Unlike the wavevector manipulation performed by the lenses, the demonstrated principle of k-selectivity does not rely on gradient structuring. As a result, metamaterials with strong inter-metamolecular coupling can extract plane-wave components from arbitrary shaped wavefronts. A remote analogue of WSS functionality and the associated ‘tunnel vision’ effect might be found in conventional ray-optics systems such as astronomical telescopes: for the same magnification the telescopes with higher f-ratio (i.e. slower telescopes) will allow an observer to see stars and nebulas on a much darker background yielding overall higher contrast images.
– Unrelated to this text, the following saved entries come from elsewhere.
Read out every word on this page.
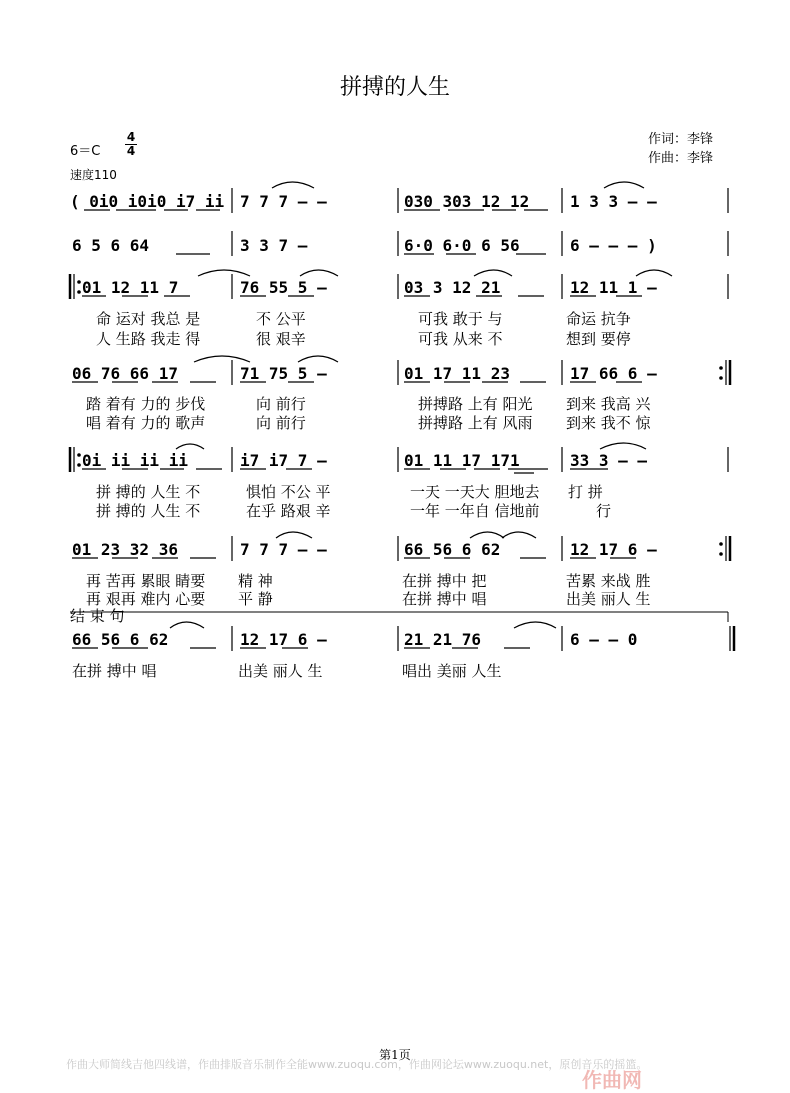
拼搏的人生
作词：李锋
作曲：李锋
6＝C
4
4
速度110
( 0i0 i0i0 i7 ii 7 7 7 – –	030 303 12 12	1 3 3 – –
6 5 6 64	3 3 7 –	6·0 6·0 6 56	6 – – – )
01 12 11 7	76 55 5 –	03 3 12 21	12 11 1 –
命 运对 我总 是	不 公平	可我 敢于 与	命运 抗争
人 生路 我走 得	很 艰辛	可我 从来 不	想到 要停
06 76 66 17	71 75 5 –	01 17 11 23	17 66 6 –
踏 着有 力的 步伐	向 前行	拼搏路 上有 阳光 到来 我高 兴
唱 着有 力的 歌声	向 前行	拼搏路 上有 风雨 到来 我不 惊
0i ii ii ii	i7 i7 7 –	01 11 17 171	33 3 – –
拼 搏的 人生 不	惧怕 不公 平	一天 一天大 胆地去 打 拼
拼 搏的 人生 不	在乎 路艰 辛	一年 一年自 信地前	行
01 23 32 36	7 7 7 – –	66 56 6 62	12 17 6 –
再 苦再 累眼 睛要 精 神	在拼 搏中 把	苦累 来战 胜
再 艰再 难内 心要 平 静	在拼 搏中 唱	出美 丽人 生
结 束 句
66 56 6 62	12 17 6 –	21 21 76	6 – – 0
在拼 搏中 唱	出美 丽人 生	唱出 美丽 人生
第1页
作曲大师简线吉他四线谱，作曲排版音乐制作全能www.zuoqu.com，作曲网论坛www.zuoqu.net，原创音乐的摇篮。
作曲网
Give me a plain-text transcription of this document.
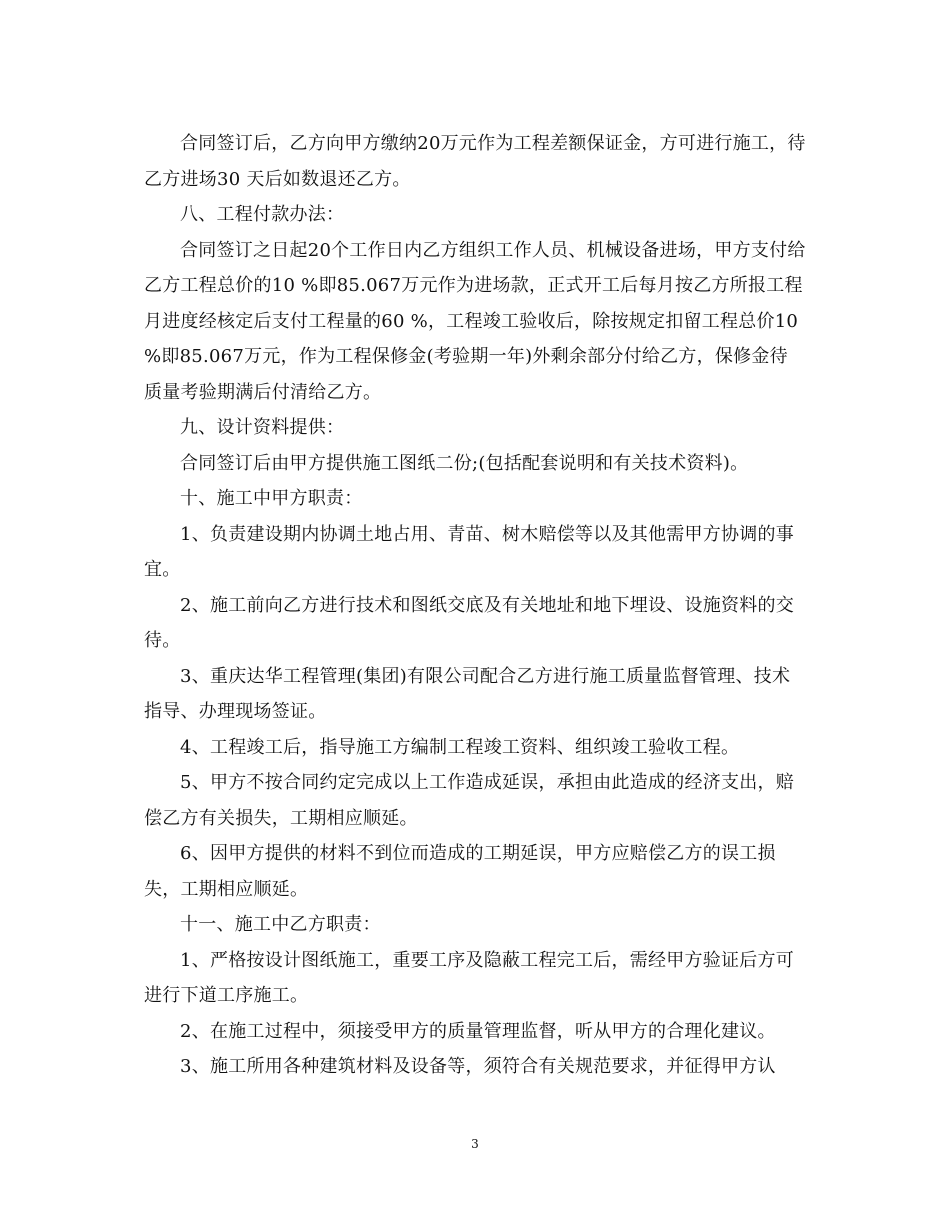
合同签订后，乙方向甲方缴纳20万元作为工程差额保证金，方可进行施工，待乙方进场30 天后如数退还乙方。

八、工程付款办法：

合同签订之日起20个工作日内乙方组织工作人员、机械设备进场，甲方支付给乙方工程总价的10 %即85.067万元作为进场款，正式开工后每月按乙方所报工程月进度经核定后支付工程量的60 %，工程竣工验收后，除按规定扣留工程总价10 %即85.067万元，作为工程保修金(考验期一年)外剩余部分付给乙方，保修金待质量考验期满后付清给乙方。

九、设计资料提供：

合同签订后由甲方提供施工图纸二份;(包括配套说明和有关技术资料)。

十、施工中甲方职责：

1、负责建设期内协调土地占用、青苗、树木赔偿等以及其他需甲方协调的事宜。

2、施工前向乙方进行技术和图纸交底及有关地址和地下埋设、设施资料的交待。

3、重庆达华工程管理(集团)有限公司配合乙方进行施工质量监督管理、技术指导、办理现场签证。

4、工程竣工后，指导施工方编制工程竣工资料、组织竣工验收工程。

5、甲方不按合同约定完成以上工作造成延误，承担由此造成的经济支出，赔偿乙方有关损失，工期相应顺延。

6、因甲方提供的材料不到位而造成的工期延误，甲方应赔偿乙方的误工损失，工期相应顺延。

十一、施工中乙方职责：

1、严格按设计图纸施工，重要工序及隐蔽工程完工后，需经甲方验证后方可进行下道工序施工。

2、在施工过程中，须接受甲方的质量管理监督，听从甲方的合理化建议。

3、施工所用各种建筑材料及设备等，须符合有关规范要求，并征得甲方认

3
Such telescopes have smaller field of view, which limits the directions of the admitted light rays to those nearly parallel to the axis of the ‘tunnel’ (i.e. telescope) hence blocking most of the light scattered by the atmosphere and immediate surrounding.

Conclusions

In conclusion, we have shown that strong electromagnetic coupling among the basic structural elements of a planar metamaterial provides a new degree of freedom to light manipulation, leading to an intriguing effect of wavefront rectification and tunnel vision. The effect results in arbitrary-shaped wavefronts becoming planar as they traverse the plane of the metamaterial in the absence of any spatial phase modulation or adaptive feedback, and is demonstrated here both theoretically and experimentally in the THz part of the spectrum. The proposed concept of wavevector selective surfaces can have a number of unique applications. For example, WSSs can improve the characteristics of observational instruments by blocking stray light and therefore acting as a flat analogue of a lens hood; or by reducing the effect of light scattering emanating from the immediate surrounding, dew, dust or scratches. WSSs can be exploited for directional filtering in free-space communications in highly turbid or strongly scattering media, yielding an improved signal-to-noise ratio.